The income mechanism and its limits
The weekly distributions are real but come with a hidden tax: they often consist largely of return of capital rather than genuine earnings, which means the fund is returning shareholder equity rather than economic gains. In strong bull markets, the constant selling of call options leaves the fund sitting on the sidelines of the largest moves, a cost that shows up as underperformance relative to Nvidia itself. In choppy or declining markets, the fund loses money in both directions, as the written calls provide no cushion and the leverage amplifies downside. The distributions may look generous, but their sustainability depends on continued Nvidia volatility and the premium available from option writers. If Nvidia stabilizes or enters a low-volatility regime, the well of premium income dries up.
The fund is non-diversified, meaning it holds no meaningful portfolio of other securities. It is a leveraged, single-stock bet expressed through options, and the distribution rate of roughly 40% to 50% annualized is advertised as forward-looking, not guaranteed to persist. This is a fund for traders who understand that weeks of Nvidia’s explosive rallies may be sacrificed for steady, modest weekly cash flow.
Core risks: concentration and daily reset
Single-stock concentration is the most obvious pressure. Nvidia is a leader in artificial intelligence hardware, but the sector is competitive, regulatory risks loom, and technology cycles shift. Any structural deterioration in Nvidia’s business shows up unhedged in this fund. The covered call structure itself introduces a second risk: cap risk. If Nvidia has a monster week, the fund’s call sells mean it misses the bulk of the gain, a cost that compounds over time if the stock enters a sustained bull run.

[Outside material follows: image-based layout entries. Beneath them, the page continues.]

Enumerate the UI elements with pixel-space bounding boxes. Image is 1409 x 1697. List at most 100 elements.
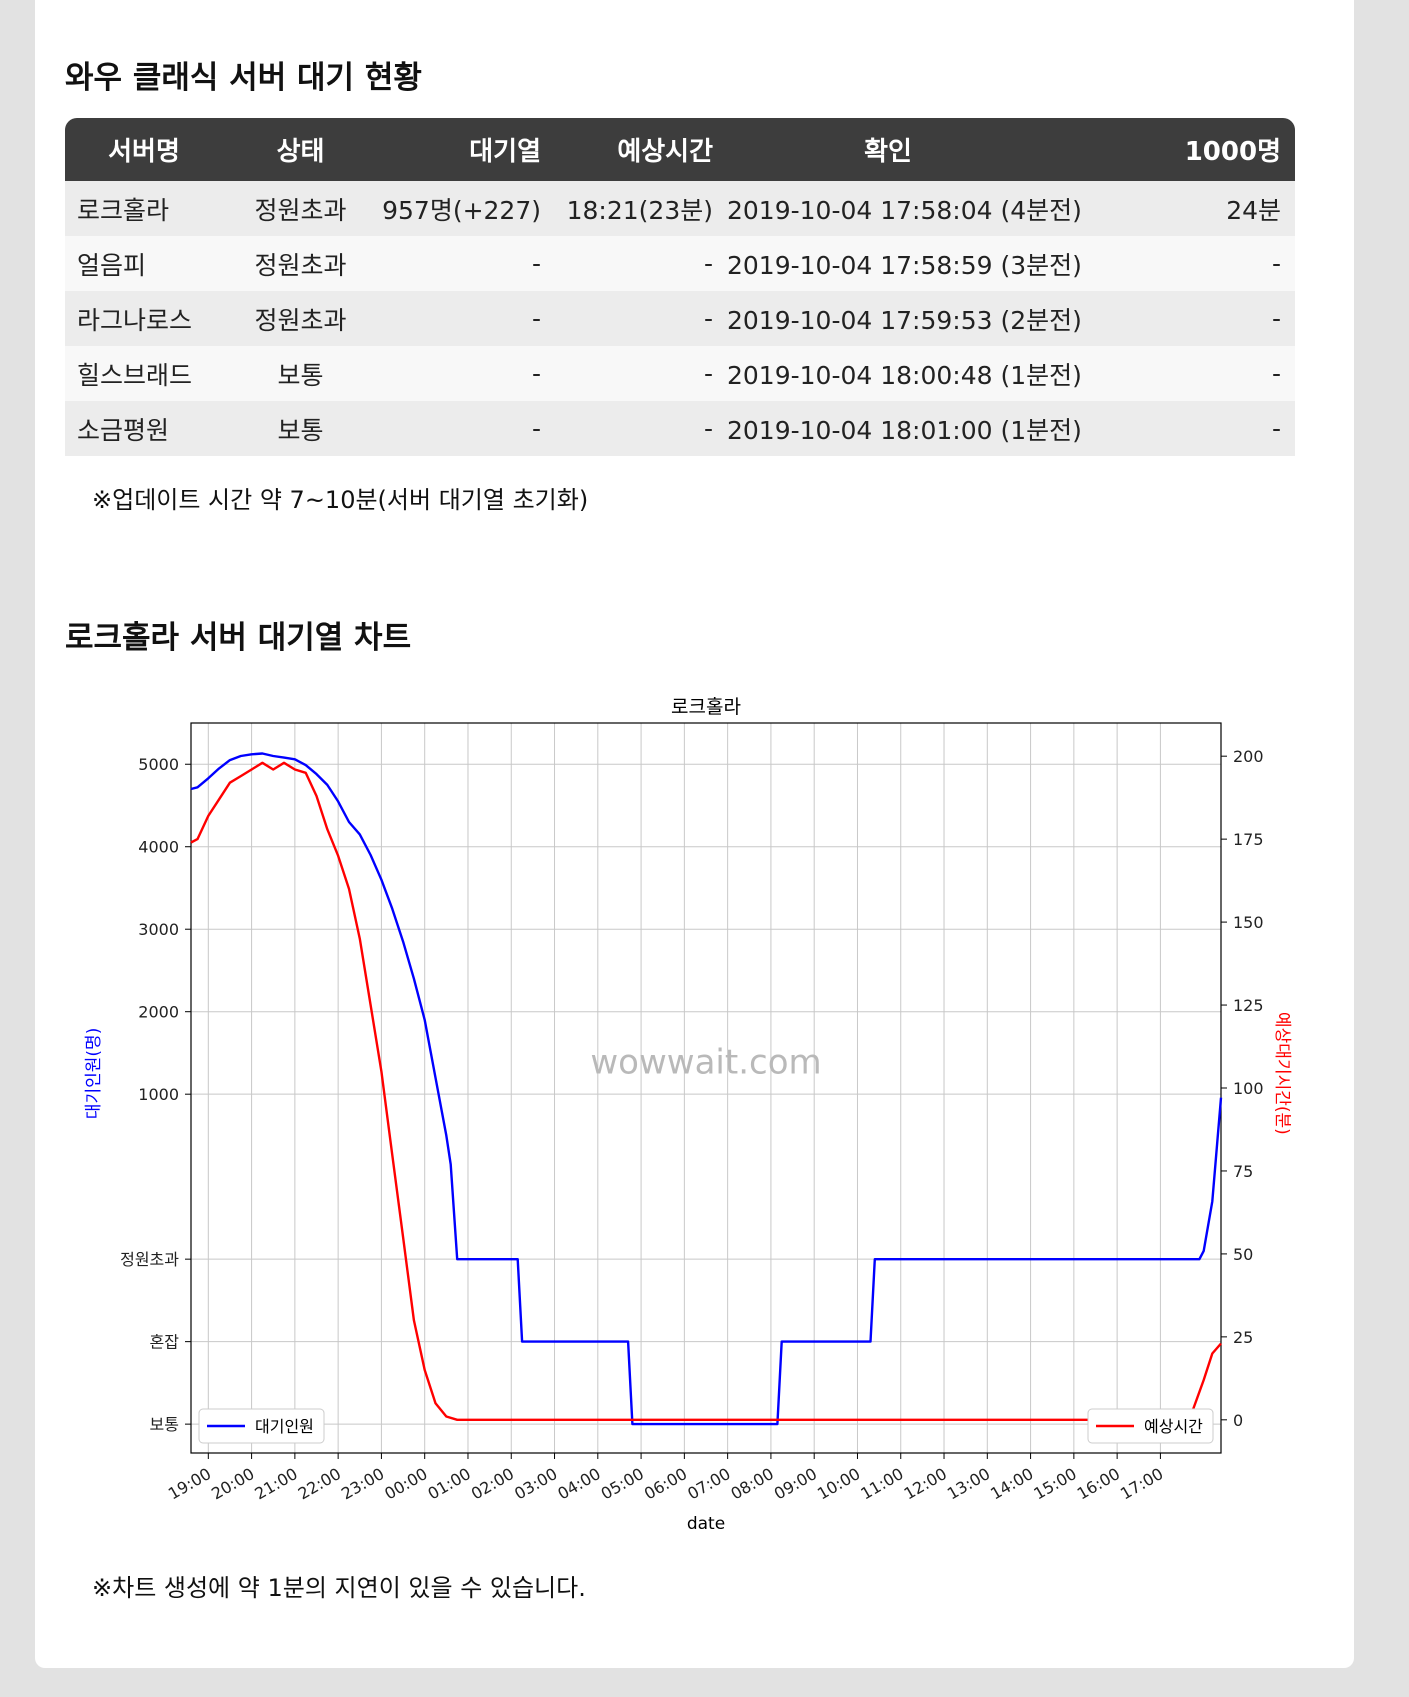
plot-frame [190, 722, 1222, 1454]
x-tick-label: 10:00 [814, 1464, 863, 1504]
server-queue-table: 서버명 상태 대기열 예상시간 확인 1000명 로크홀라 정원초과 957명(… [65, 118, 1295, 456]
col-header-checked: 확인 [727, 118, 1049, 181]
table-row: 라그나로스 정원초과 - - 2019-10-04 17:59:53 (2분전)… [65, 291, 1295, 346]
axis-ticks: 19:0020:0021:0022:0023:0000:0001:0002:00… [120, 747, 1263, 1503]
watermark-text: wowwait.com [590, 1042, 821, 1082]
y-right-tick-label: 75 [1233, 1162, 1253, 1181]
queue-status-title: 와우 클래식 서버 대기 현황 [65, 60, 422, 96]
legend-label-eta: 예상시간 [1144, 1417, 1203, 1436]
table-row: 얼음피 정원초과 - - 2019-10-04 17:58:59 (3분전) - [65, 236, 1295, 291]
col-header-server: 서버명 [65, 118, 223, 181]
x-tick-label: 17:00 [1117, 1464, 1166, 1504]
eta: - [555, 291, 727, 346]
series-line-queue [190, 752, 1223, 1426]
chart-series [190, 752, 1223, 1426]
queue-count: - [378, 291, 555, 346]
y-right-tick-label: 0 [1233, 1411, 1243, 1430]
chart-grid [191, 723, 1221, 1453]
x-tick-label: 15:00 [1030, 1464, 1079, 1504]
y-right-tick-label: 100 [1233, 1079, 1264, 1098]
y-right-tick-label: 125 [1233, 996, 1264, 1015]
queue-count: - [378, 401, 555, 456]
y-left-tick-label: 2000 [138, 1003, 179, 1022]
per-1000-time: - [1049, 401, 1295, 456]
legend-label-queue: 대기인원 [255, 1417, 314, 1436]
x-tick-label: 01:00 [425, 1464, 474, 1504]
chart-delay-note: ※차트 생성에 약 1분의 지연이 있을 수 있습니다. [92, 1574, 586, 1602]
server-status: 정원초과 [223, 236, 378, 291]
x-tick-label: 14:00 [987, 1464, 1036, 1504]
x-tick-label: 11:00 [857, 1464, 906, 1504]
x-tick-label: 02:00 [468, 1464, 517, 1504]
per-1000-time: - [1049, 346, 1295, 401]
queue-line-chart: wowwait.com 19:0020:0021:0022:0023:0000:… [84, 696, 1292, 1534]
x-tick-label: 07:00 [684, 1464, 733, 1504]
y-left-tick-label: 3000 [138, 920, 179, 939]
table-row: 소금평원 보통 - - 2019-10-04 18:01:00 (1분전) - [65, 401, 1295, 456]
table-row: 로크홀라 정원초과 957명(+227) 18:21(23분) 2019-10-… [65, 181, 1295, 236]
table-header-row: 서버명 상태 대기열 예상시간 확인 1000명 [65, 118, 1295, 181]
table-row: 힐스브래드 보통 - - 2019-10-04 18:00:48 (1분전) - [65, 346, 1295, 401]
x-tick-label: 12:00 [901, 1464, 950, 1504]
server-status: 정원초과 [223, 181, 378, 236]
per-1000-time: 24분 [1049, 181, 1295, 236]
legend-left: 대기인원 [198, 1408, 325, 1444]
y-axis-right-label: 예상대기시간(분) [1272, 1012, 1292, 1135]
eta: - [555, 236, 727, 291]
chart-section-title: 로크홀라 서버 대기열 차트 [65, 620, 412, 656]
x-tick-label: 20:00 [208, 1464, 257, 1504]
queue-count: - [378, 346, 555, 401]
x-tick-label: 21:00 [251, 1464, 300, 1504]
y-right-tick-label: 150 [1233, 913, 1264, 932]
server-name: 소금평원 [65, 401, 223, 456]
y-left-tick-label: 정원초과 [120, 1250, 179, 1269]
eta: - [555, 401, 727, 456]
col-header-status: 상태 [223, 118, 378, 181]
x-tick-label: 05:00 [598, 1464, 647, 1504]
eta: - [555, 346, 727, 401]
update-note: ※업데이트 시간 약 7~10분(서버 대기열 초기화) [92, 486, 589, 514]
x-tick-label: 04:00 [554, 1464, 603, 1504]
col-header-eta: 예상시간 [555, 118, 727, 181]
server-status: 보통 [223, 346, 378, 401]
server-name: 얼음피 [65, 236, 223, 291]
x-tick-label: 03:00 [511, 1464, 560, 1504]
y-left-tick-label: 5000 [138, 755, 179, 774]
x-tick-label: 16:00 [1074, 1464, 1123, 1504]
y-right-tick-label: 50 [1233, 1245, 1253, 1264]
y-left-tick-label: 4000 [138, 838, 179, 857]
x-tick-label: 13:00 [944, 1464, 993, 1504]
legend-box [198, 1408, 325, 1444]
checked-time: 2019-10-04 17:58:04 (4분전) [727, 181, 1082, 236]
col-header-per1000: 1000명 [1049, 118, 1295, 181]
chart-title: 로크홀라 [671, 696, 741, 718]
checked-time: 2019-10-04 17:58:59 (3분전) [727, 236, 1082, 291]
server-status: 보통 [223, 401, 378, 456]
x-tick-label: 23:00 [338, 1464, 387, 1504]
x-axis-label: date [687, 1514, 725, 1534]
y-right-tick-label: 200 [1233, 747, 1264, 766]
x-tick-label: 22:00 [295, 1464, 344, 1504]
y-left-tick-label: 1000 [138, 1085, 179, 1104]
x-tick-label: 08:00 [727, 1464, 776, 1504]
y-right-tick-label: 25 [1233, 1328, 1253, 1347]
server-name: 힐스브래드 [65, 346, 223, 401]
y-left-tick-label: 보통 [150, 1415, 179, 1434]
eta: 18:21(23분) [555, 181, 727, 236]
col-header-queue: 대기열 [378, 118, 555, 181]
per-1000-time: - [1049, 236, 1295, 291]
y-axis-left-label: 대기인원(명) [84, 1028, 104, 1119]
checked-time: 2019-10-04 18:00:48 (1분전) [727, 346, 1082, 401]
per-1000-time: - [1049, 291, 1295, 346]
server-name: 라그나로스 [65, 291, 223, 346]
legend-right: 예상시간 [1087, 1408, 1214, 1444]
x-tick-label: 00:00 [381, 1464, 430, 1504]
checked-time: 2019-10-04 17:59:53 (2분전) [727, 291, 1082, 346]
y-left-tick-label: 혼잡 [150, 1333, 180, 1352]
x-tick-label: 06:00 [641, 1464, 690, 1504]
y-right-tick-label: 175 [1233, 830, 1264, 849]
x-tick-label: 09:00 [771, 1464, 820, 1504]
x-tick-label: 19:00 [165, 1464, 214, 1504]
queue-count: 957명(+227) [378, 181, 555, 236]
series-line-eta [190, 761, 1222, 1421]
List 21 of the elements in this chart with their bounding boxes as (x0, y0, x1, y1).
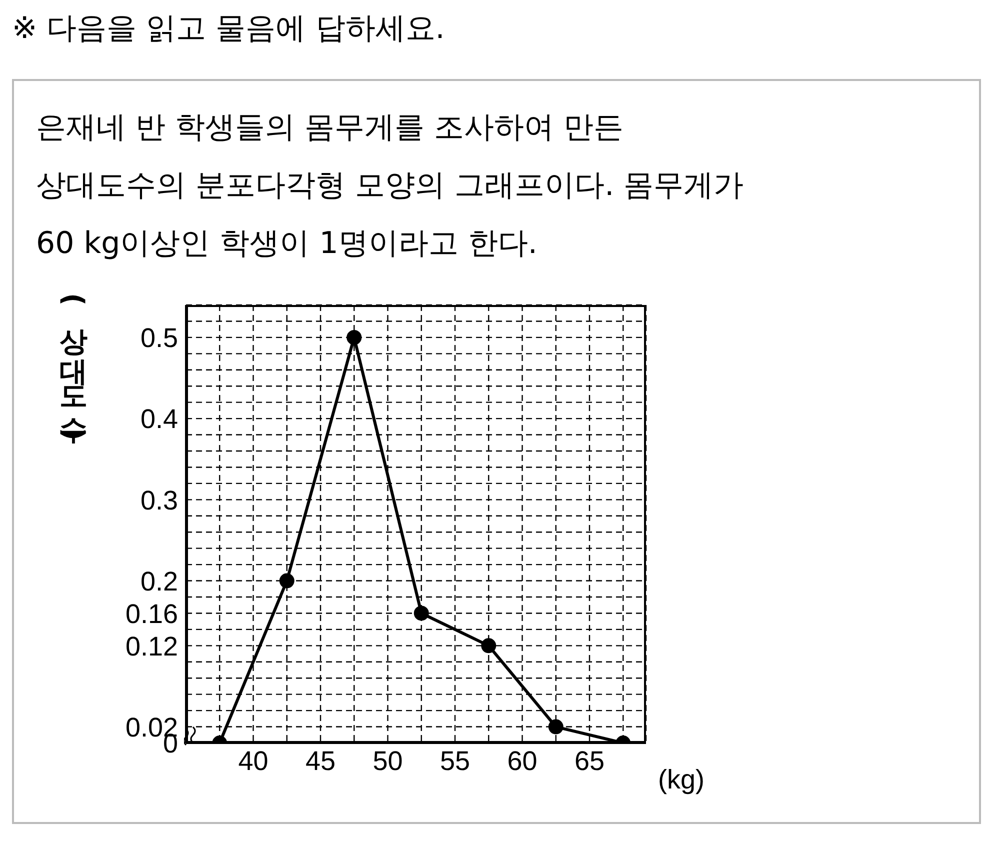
point (481, 638, 496, 654)
point (279, 573, 294, 588)
x-tick-label: 45 (305, 746, 336, 776)
y-tick-label: 0.12 (125, 631, 178, 662)
x-tick-label: 60 (507, 746, 538, 776)
x-tick-label: 50 (372, 746, 403, 776)
chart-subtitle: 은재네 반 학생들의 몸무게를 조사하여 만든 상대도수의 분포다각형 모양의 그래프이다. 몸무게가 60 kg이상인 학생이 1명이라고 한다. (36, 109, 745, 263)
x-tick-label: 40 (238, 746, 268, 776)
x-tick-label: 55 (440, 746, 470, 776)
x-axis-title: (kg) (658, 764, 704, 795)
y-axis-title: (상대도수) (56, 293, 91, 443)
y-tick-label: 0.5 (140, 323, 178, 354)
y-tick-label: 0.2 (140, 566, 178, 596)
point (414, 606, 429, 621)
point (548, 719, 564, 734)
y-tick-label: 0.4 (140, 404, 178, 434)
y-tick-label: 0.16 (125, 598, 178, 629)
y-tick-label: 0.3 (140, 485, 178, 516)
point (346, 330, 362, 345)
x-tick-label: 65 (574, 746, 605, 776)
chart-title: ※ 다음을 읽고 물음에 답하세요. (12, 10, 446, 48)
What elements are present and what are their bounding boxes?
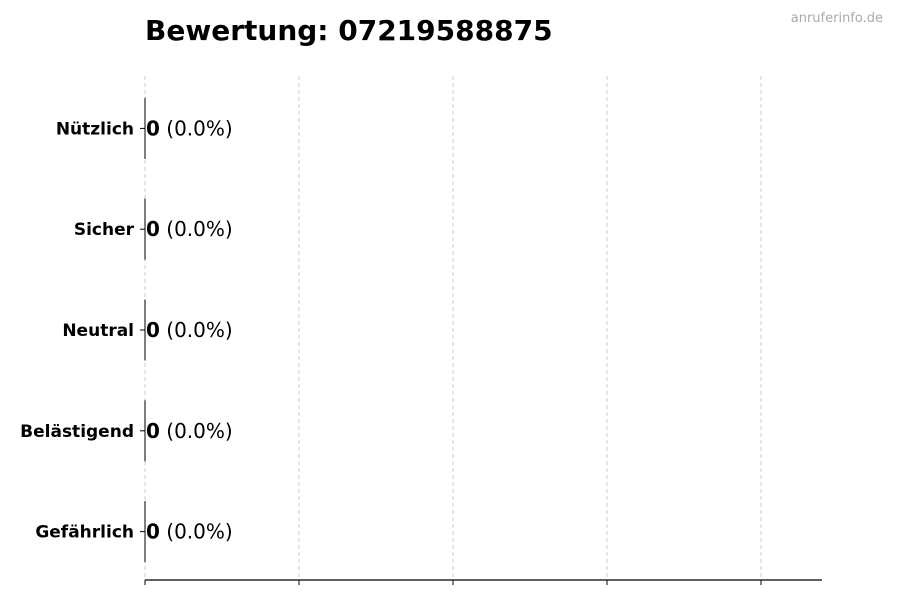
count-label: 0 (146, 318, 160, 342)
bar-group: Nützlich 0 (0.0%) (56, 97, 233, 159)
percent-label: (0.0%) (166, 318, 232, 342)
category-label: Neutral (62, 321, 134, 341)
count-label: 0 (146, 217, 160, 241)
chart-title: Bewertung: 07219588875 (145, 14, 553, 47)
bar-group: Gefährlich 0 (0.0%) (35, 501, 233, 563)
count-label: 0 (146, 419, 160, 443)
percent-label: (0.0%) (166, 116, 232, 140)
count-label: 0 (146, 520, 160, 544)
bar-group: Neutral 0 (0.0%) (62, 299, 233, 361)
value-label: 0 (0.0%) (146, 520, 233, 544)
percent-label: (0.0%) (166, 217, 232, 241)
category-label: Nützlich (56, 119, 134, 139)
percent-label: (0.0%) (166, 520, 232, 544)
value-label: 0 (0.0%) (146, 116, 233, 140)
value-label: 0 (0.0%) (146, 419, 233, 443)
value-label: 0 (0.0%) (146, 217, 233, 241)
bar-group: Sicher 0 (0.0%) (74, 198, 233, 260)
value-label: 0 (0.0%) (146, 318, 233, 342)
category-label: Sicher (74, 220, 135, 240)
bars: Nützlich 0 (0.0%) Sicher 0 (0.0%) Neutral 0 (… (20, 97, 233, 563)
watermark: anruferinfo.de (791, 11, 883, 26)
percent-label: (0.0%) (166, 419, 232, 443)
bar-group: Belästigend 0 (0.0%) (20, 400, 233, 462)
category-label: Belästigend (20, 422, 134, 442)
count-label: 0 (146, 116, 160, 140)
grid (144, 76, 762, 580)
x-axis (144, 579, 822, 585)
category-label: Gefährlich (35, 523, 134, 543)
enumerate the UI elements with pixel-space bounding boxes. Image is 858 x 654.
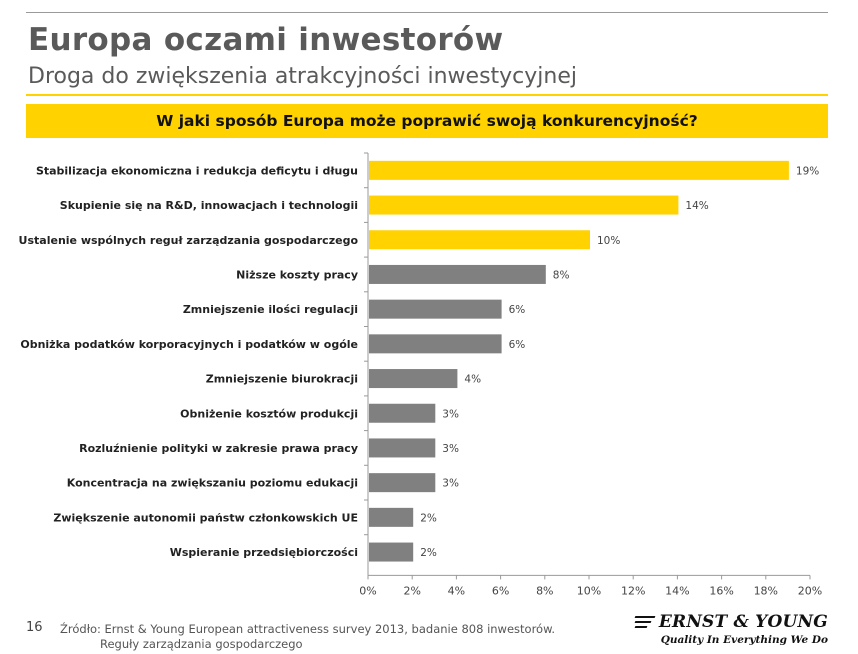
ernst-young-logo: ERNST & YOUNG Quality In Everything We D…	[634, 611, 828, 646]
x-tick-label: 12%	[621, 584, 645, 595]
x-tick-label: 2%	[403, 584, 420, 595]
source-line-2: Reguły zarządzania gospodarczego	[100, 637, 303, 651]
category-label: Niższe koszty pracy	[236, 268, 358, 281]
category-label: Skupienie się na R&D, innowacjach i tech…	[60, 199, 358, 212]
top-rule	[26, 12, 828, 13]
data-label: 8%	[553, 269, 570, 281]
page-number: 16	[26, 620, 43, 635]
category-label: Ustalenie wspólnych reguł zarządzania go…	[19, 234, 359, 247]
x-tick-label: 6%	[492, 584, 509, 595]
bar	[369, 299, 502, 319]
logo-bars-icon	[634, 615, 656, 629]
bar	[369, 473, 436, 493]
bar-chart: Stabilizacja ekonomiczna i redukcja defi…	[19, 152, 822, 595]
x-tick-label: 18%	[754, 584, 778, 595]
x-tick-label: 0%	[359, 584, 376, 595]
page-subtitle: Droga do zwiększenia atrakcyjności inwes…	[28, 64, 578, 89]
bar	[369, 438, 436, 458]
data-label: 3%	[442, 478, 459, 490]
category-label: Zmniejszenie biurokracji	[206, 373, 358, 386]
bar	[369, 369, 458, 389]
bar	[369, 195, 679, 215]
bar	[369, 507, 414, 527]
category-label: Rozluźnienie polityki w zakresie prawa p…	[79, 442, 358, 455]
question-band: W jaki sposób Europa może poprawić swoją…	[26, 104, 828, 138]
data-label: 2%	[420, 512, 437, 524]
bar	[369, 542, 414, 562]
data-label: 6%	[509, 304, 526, 316]
bar	[369, 160, 789, 180]
category-label: Wspieranie przedsiębiorczości	[170, 546, 358, 559]
x-tick-label: 14%	[665, 584, 689, 595]
bar	[369, 334, 502, 354]
data-label: 3%	[442, 443, 459, 455]
source-note: Źródło: Ernst & Young European attractiv…	[60, 622, 555, 652]
data-label: 2%	[420, 547, 437, 559]
x-tick-label: 10%	[577, 584, 601, 595]
data-label: 14%	[685, 200, 708, 212]
data-label: 4%	[464, 374, 481, 386]
bar	[369, 403, 436, 423]
subtitle-rule	[26, 94, 828, 96]
page-title: Europa oczami inwestorów	[28, 22, 504, 58]
source-line-1: Źródło: Ernst & Young European attractiv…	[60, 622, 556, 636]
chart-title: W jaki sposób Europa może poprawić swoją…	[156, 112, 698, 130]
category-label: Stabilizacja ekonomiczna i redukcja defi…	[36, 164, 358, 177]
x-tick-label: 20%	[798, 584, 822, 595]
x-tick-label: 4%	[448, 584, 465, 595]
x-tick-label: 16%	[709, 584, 733, 595]
data-label: 6%	[509, 339, 526, 351]
bar	[369, 264, 546, 284]
category-label: Zwiększenie autonomii państw członkowski…	[53, 511, 358, 524]
data-label: 3%	[442, 408, 459, 420]
x-tick-label: 8%	[536, 584, 553, 595]
data-label: 19%	[796, 165, 819, 177]
logo-name: ERNST & YOUNG	[658, 611, 828, 632]
category-label: Obniżenie kosztów produkcji	[180, 407, 358, 420]
data-label: 10%	[597, 235, 620, 247]
bar	[369, 230, 590, 250]
category-label: Obniżka podatków korporacyjnych i podatk…	[20, 338, 358, 351]
category-label: Koncentracja na zwiększaniu poziomu eduk…	[67, 477, 358, 490]
category-label: Zmniejszenie ilości regulacji	[183, 303, 358, 316]
logo-tagline: Quality In Everything We Do	[660, 633, 828, 646]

The third risk is the daily reset trap. The fund targets leverage only on a single-day horizon, which means holding it through multi-week or multi-month periods introduces what traders call volatility decay. For a stock that swings wildly but ends flat, the daily leverage amplifies each swing, taxing the NAV through rebalancing friction. The prospectus warns explicitly that the fund will lose money if Nvidia’s performance is flat over longer periods, and may lose money even if Nvidia rises—a function of how leverage is reset and re-levered daily rather than allowing gains to compound passively.
How to research NVII
A prospective investor should read the fund’s prospectus on the SEC’s EDGAR system to understand the precise mechanics of its options positions and collateralization. The monthly fact sheet from REX Shares breaks down the current portfolio composition: what portion is in Treasury collateral, which option strikes are currently outstanding, and what the implied cost of the leveraged and covered call exposure actually is. Track the rolling one-year return against Nvidia’s share price to see how much the fund’s structure costs in opportunity lost—in bull years, covered call funds typically lag their underlying by 3% to 10% annually. In sideways or bear markets, watch how much faster the fund declines compared to Nvidia, a measure of leverage drag. And scrutinise the distribution statements closely: a high payout that is mostly return of capital is not income, but capital reduction, and that distinction matters for tax planning and long-term wealth preservation.